Rongjiang Paper-wrapped Fish (Jiafeng Qicai Life Square Branch)
川菜 · ⭐ 4.4
No. 227, Yinrun North 2nd Road, Unit 1, Qicai Life Workshop, Basement Floor, Room 125

Dishes
Earth Taro Root DishA dish made from fresh taro root, stir-fried with chili and garlic, offering a crisp and chewy texture.
TripeTripe, primarily made from the rumen of cattle, is finely processed to achieve a tender texture. It is typically sliced and served with spicy hot pot or cold dressing, offering a crisp and refreshing taste—making it a popular choice in hot pot dishes.
Crab StickCrab sticks, made primarily from crab meat, are named for their slender, willow-like appearance. To prepare, thaw the crab sticks and tear them into细条, then mix with适量 vegetables or seasonings. Lightly stir-fry or steam to preserve the tender texture of the crab meat.
Spicy and Sour Fish SkinSour and spicy fish skin is a dish made primarily from fish skin, sliced or shredded and mixed with chili, vinegar, garlic, ginger, and other seasonings. The fish skin is usually blanched or boiled first, then seasoned and mixed to absorb the sour and spicy flavors.
Clam fishA dish made with fresh clam fish, steamed or braised with ginger, scallions, and garlic, resulting in tender meat and a savory flavor.
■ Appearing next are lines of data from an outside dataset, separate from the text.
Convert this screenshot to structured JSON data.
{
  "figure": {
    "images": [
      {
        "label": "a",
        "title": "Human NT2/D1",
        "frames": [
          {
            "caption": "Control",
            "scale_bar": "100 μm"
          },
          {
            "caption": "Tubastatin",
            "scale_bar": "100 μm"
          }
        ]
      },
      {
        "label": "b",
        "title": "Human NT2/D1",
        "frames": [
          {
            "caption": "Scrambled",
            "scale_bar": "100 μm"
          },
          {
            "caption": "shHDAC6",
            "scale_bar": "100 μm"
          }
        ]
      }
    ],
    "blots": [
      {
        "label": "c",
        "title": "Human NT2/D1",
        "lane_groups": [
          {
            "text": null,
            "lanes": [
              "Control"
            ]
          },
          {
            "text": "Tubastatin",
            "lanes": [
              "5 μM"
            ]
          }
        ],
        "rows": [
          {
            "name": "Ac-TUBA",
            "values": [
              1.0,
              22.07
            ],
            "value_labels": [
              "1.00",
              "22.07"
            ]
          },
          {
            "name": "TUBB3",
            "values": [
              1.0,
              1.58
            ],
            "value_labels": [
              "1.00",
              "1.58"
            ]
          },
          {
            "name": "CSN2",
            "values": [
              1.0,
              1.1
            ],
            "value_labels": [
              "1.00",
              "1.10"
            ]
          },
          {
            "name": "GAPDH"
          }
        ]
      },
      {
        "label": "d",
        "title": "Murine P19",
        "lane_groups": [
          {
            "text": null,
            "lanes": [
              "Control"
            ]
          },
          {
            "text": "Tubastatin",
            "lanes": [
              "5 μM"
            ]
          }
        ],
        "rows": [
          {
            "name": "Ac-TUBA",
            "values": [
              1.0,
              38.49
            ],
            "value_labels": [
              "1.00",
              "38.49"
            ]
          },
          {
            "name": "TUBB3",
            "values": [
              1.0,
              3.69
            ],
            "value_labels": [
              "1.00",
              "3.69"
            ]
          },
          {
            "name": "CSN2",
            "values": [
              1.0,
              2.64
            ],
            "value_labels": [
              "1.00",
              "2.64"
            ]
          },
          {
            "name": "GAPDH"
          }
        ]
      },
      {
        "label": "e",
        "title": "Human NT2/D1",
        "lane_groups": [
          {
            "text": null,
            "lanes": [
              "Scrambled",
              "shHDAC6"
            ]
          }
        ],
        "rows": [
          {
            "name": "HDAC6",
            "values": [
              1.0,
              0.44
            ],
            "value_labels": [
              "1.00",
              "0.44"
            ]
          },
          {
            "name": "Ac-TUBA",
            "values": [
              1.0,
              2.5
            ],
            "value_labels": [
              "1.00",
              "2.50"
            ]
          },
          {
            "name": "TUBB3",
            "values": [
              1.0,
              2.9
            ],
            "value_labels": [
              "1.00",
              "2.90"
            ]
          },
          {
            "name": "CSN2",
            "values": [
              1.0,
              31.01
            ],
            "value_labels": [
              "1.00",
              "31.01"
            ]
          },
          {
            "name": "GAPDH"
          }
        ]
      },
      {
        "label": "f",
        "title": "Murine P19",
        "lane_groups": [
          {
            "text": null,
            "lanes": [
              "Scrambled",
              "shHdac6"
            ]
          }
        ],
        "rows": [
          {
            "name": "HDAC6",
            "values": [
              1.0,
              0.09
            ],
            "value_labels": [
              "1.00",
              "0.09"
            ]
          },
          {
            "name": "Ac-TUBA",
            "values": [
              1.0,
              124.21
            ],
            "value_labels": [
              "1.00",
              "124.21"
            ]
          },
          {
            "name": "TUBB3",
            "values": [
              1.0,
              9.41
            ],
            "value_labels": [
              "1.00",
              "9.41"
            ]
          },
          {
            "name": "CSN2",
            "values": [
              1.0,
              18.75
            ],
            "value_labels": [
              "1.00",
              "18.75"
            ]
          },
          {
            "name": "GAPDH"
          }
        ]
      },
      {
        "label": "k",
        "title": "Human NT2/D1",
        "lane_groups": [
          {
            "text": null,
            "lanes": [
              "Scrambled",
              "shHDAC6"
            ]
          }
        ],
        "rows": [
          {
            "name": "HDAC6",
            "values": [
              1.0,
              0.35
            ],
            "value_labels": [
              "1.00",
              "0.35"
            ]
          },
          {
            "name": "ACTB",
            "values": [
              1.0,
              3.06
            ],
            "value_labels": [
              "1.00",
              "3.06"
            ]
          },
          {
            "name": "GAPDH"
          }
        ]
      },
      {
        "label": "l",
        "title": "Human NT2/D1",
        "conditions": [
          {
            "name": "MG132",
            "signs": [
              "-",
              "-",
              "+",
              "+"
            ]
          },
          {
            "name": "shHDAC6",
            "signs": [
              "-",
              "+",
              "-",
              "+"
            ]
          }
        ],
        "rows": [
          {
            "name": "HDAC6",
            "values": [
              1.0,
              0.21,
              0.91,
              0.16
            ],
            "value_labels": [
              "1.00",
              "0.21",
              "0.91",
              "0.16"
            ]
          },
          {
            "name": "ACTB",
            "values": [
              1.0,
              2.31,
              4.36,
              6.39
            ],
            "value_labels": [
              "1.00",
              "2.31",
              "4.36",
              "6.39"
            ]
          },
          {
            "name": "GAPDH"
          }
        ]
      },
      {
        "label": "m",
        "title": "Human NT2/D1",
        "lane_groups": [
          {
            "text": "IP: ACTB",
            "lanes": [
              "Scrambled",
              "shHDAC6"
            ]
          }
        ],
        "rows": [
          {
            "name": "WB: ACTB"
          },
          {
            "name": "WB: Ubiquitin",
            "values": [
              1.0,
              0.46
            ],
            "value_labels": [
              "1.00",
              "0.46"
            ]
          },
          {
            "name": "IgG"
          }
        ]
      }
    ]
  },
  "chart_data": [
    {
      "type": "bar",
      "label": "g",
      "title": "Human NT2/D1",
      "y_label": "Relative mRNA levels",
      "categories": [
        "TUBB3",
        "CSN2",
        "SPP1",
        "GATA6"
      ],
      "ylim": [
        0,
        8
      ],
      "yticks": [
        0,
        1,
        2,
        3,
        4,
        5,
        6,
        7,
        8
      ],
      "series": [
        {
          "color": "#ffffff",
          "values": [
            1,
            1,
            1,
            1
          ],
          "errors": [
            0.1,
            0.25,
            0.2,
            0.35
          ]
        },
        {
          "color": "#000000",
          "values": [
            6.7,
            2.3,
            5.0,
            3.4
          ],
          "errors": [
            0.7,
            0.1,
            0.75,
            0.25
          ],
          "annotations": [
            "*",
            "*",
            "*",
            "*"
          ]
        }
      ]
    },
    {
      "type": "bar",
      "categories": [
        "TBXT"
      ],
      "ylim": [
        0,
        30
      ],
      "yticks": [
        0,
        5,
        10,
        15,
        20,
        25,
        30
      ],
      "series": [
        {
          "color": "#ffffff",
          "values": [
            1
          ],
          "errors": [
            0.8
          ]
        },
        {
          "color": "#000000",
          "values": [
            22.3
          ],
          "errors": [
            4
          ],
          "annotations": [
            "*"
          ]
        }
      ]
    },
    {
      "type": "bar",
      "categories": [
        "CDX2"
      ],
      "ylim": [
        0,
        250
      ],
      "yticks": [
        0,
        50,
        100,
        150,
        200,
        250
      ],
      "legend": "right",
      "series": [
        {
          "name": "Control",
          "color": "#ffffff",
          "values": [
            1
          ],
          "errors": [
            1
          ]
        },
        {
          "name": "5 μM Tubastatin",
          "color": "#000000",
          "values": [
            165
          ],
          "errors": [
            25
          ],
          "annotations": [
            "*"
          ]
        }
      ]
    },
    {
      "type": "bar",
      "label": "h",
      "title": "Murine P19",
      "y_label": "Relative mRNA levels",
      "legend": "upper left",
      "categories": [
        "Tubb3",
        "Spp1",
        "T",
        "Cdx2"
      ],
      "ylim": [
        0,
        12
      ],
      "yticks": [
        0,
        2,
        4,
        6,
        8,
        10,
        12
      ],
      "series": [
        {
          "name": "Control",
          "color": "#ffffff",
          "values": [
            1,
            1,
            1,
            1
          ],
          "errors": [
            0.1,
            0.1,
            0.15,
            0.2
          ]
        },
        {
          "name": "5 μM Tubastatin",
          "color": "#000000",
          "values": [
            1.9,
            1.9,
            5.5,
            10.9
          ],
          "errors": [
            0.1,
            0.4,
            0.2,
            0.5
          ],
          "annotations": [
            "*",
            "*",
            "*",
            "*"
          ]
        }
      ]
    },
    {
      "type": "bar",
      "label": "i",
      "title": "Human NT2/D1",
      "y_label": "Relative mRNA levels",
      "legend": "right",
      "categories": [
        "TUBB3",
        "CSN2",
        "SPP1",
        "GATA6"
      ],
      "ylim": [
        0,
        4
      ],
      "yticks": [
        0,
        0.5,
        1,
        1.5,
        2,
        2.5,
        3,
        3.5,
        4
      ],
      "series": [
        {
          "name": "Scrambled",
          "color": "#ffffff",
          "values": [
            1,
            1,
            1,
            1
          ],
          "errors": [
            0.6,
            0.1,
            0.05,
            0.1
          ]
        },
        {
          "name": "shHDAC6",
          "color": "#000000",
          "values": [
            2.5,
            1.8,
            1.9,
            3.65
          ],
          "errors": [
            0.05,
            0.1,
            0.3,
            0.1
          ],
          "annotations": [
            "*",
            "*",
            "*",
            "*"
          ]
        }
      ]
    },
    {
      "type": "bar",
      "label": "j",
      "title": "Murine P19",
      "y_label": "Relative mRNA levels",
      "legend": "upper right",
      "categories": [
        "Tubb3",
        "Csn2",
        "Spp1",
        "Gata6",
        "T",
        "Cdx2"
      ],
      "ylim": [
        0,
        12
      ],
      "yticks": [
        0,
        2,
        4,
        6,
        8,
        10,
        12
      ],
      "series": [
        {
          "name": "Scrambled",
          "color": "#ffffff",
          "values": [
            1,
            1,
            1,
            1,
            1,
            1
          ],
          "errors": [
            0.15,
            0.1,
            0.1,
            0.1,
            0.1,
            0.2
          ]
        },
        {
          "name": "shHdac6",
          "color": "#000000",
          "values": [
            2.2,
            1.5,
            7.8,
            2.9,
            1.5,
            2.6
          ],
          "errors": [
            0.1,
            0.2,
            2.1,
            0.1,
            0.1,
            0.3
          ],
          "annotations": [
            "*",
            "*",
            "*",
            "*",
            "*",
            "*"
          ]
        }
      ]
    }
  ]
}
Duck BloodDuck blood dishes use fresh duck blood as the main ingredient, carefully prepared through skilled cooking. Typically, the duck blood is cut into pieces and cooked together with seasonings and ingredients such as scallions, ginger, and garlic to maintain its tender texture. Cooking methods may include boiling, stewing, or stir-frying, allowing the duck blood to fully absorb the flavors of the seasonings.
Spicy Duck HeadsSpicy duck heads is a dish primarily made with duck heads, which are blanched and then stir-fried or stewed with chili peppers, Sichuan peppercorns, ginger, garlic, and doubanjiang (fermented broad bean paste), allowing the ingredients to fully absorb the spicy and numbing flavors.